Geithner received a cool reception from European ministers when he raised the proposal for an economic stimulus plan for Europe. A number of European leaders, including the head of the eurogroup of states, Jean-Claude Juncker, and the German finance minister, Wolfgang Schäuble, promptly rejected Geithner’s plan.
Austrian Finance Minister Maria Fekter was especially blunt in her criticism of the US proposal and Washington’s economic policy as a whole. She told the press: “I found it peculiar that the Americans, although they themselves have significantly worse fundamental data than the euro area, explain to us what we should do, but when we make a proposal ... they say ‘no’ right away.”
US-European frictions have also been exacerbated by the continual pressure from US-based rating agencies on European banks. On Monday, the Standard & Poor’s rating agency cut the credit rating of the Italian economy and then followed on Wednesday with a similar downgrading of seven Italian banks, including Italy’s leading bank, UniCredit.
The agency justified its decision by noting that it had targeted banks with high levels of exposure to the sovereign debt of other European countries. The S&P downgrade also included the Italian branch of the French bank BNP Paribas, thereby increasing pressure from the financial markets on the French banking sector. The French CAC 40 index racked up the biggest losses on Thursday (down 5.25 percent), reflecting fears of a collapse of the French banking sector.
The Italian prime minister reacted to the S&P decision by publicly rebuking the ratings agency whose assessments, Silvio Berlusconi declared, “appear dictated more by newspaper articles than reality and appear to be tainted by political considerations.”
While tensions and chauvinism are rising across the Atlantic, national divisions inside Europe are also intensifying. The move into recession by both the US and Europe is the consequence of the decision by their respective governments to make virtually unlimited sums of capital available to the banks—funds which are then recouped in the form of massive austerity programs directed against the working class.
What began as a debt crisis in a number of peripheral European nations has now quickly spread into the heart of Europe itself.

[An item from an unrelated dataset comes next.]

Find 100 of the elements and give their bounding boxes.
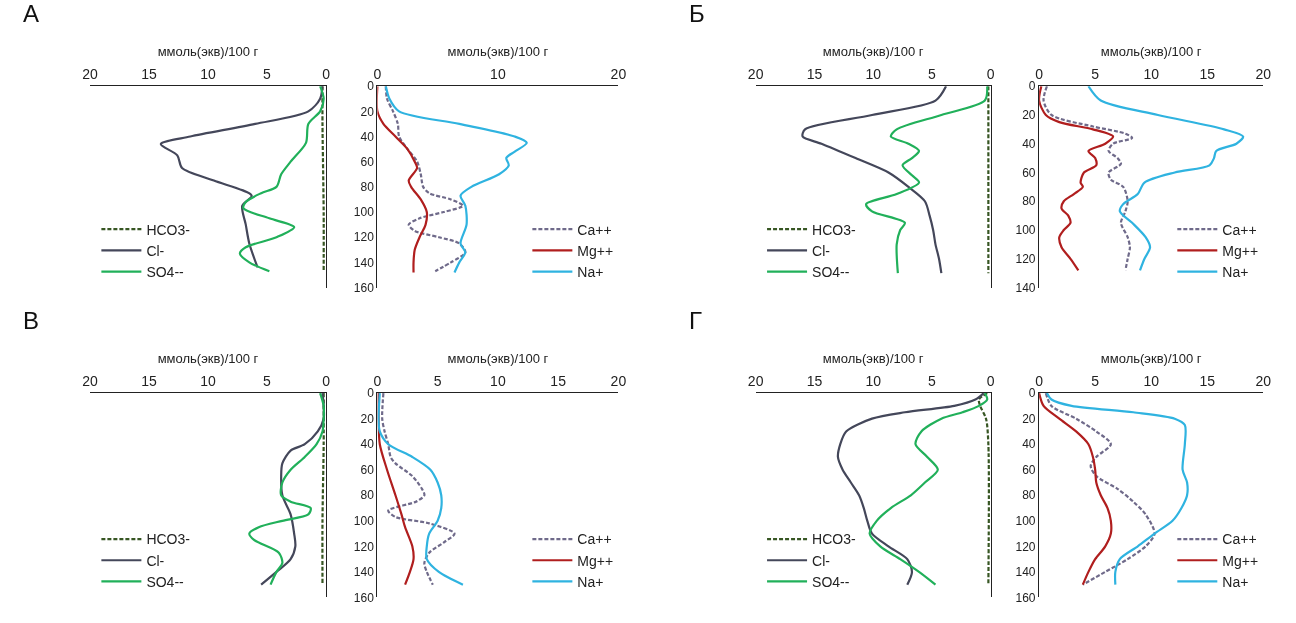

At the same time, leading nations in Europe—first and foremost Germany—are intent on tightening the screws of austerity on the European mainland. Leading members from the parties involved in the German governing coalition welcomed the Italian downgrade and pressure for more austerity. Peter Altmaier, from the Christian Democratic Union, noted earlier this week: “The case of Italy shows that we’re not just talking about Greece.”
The political elite in Germany and across Europe is determined to maintain the policy of austerity which is plunging Europe into a new recession and means unemployment and poverty for millions more European workers.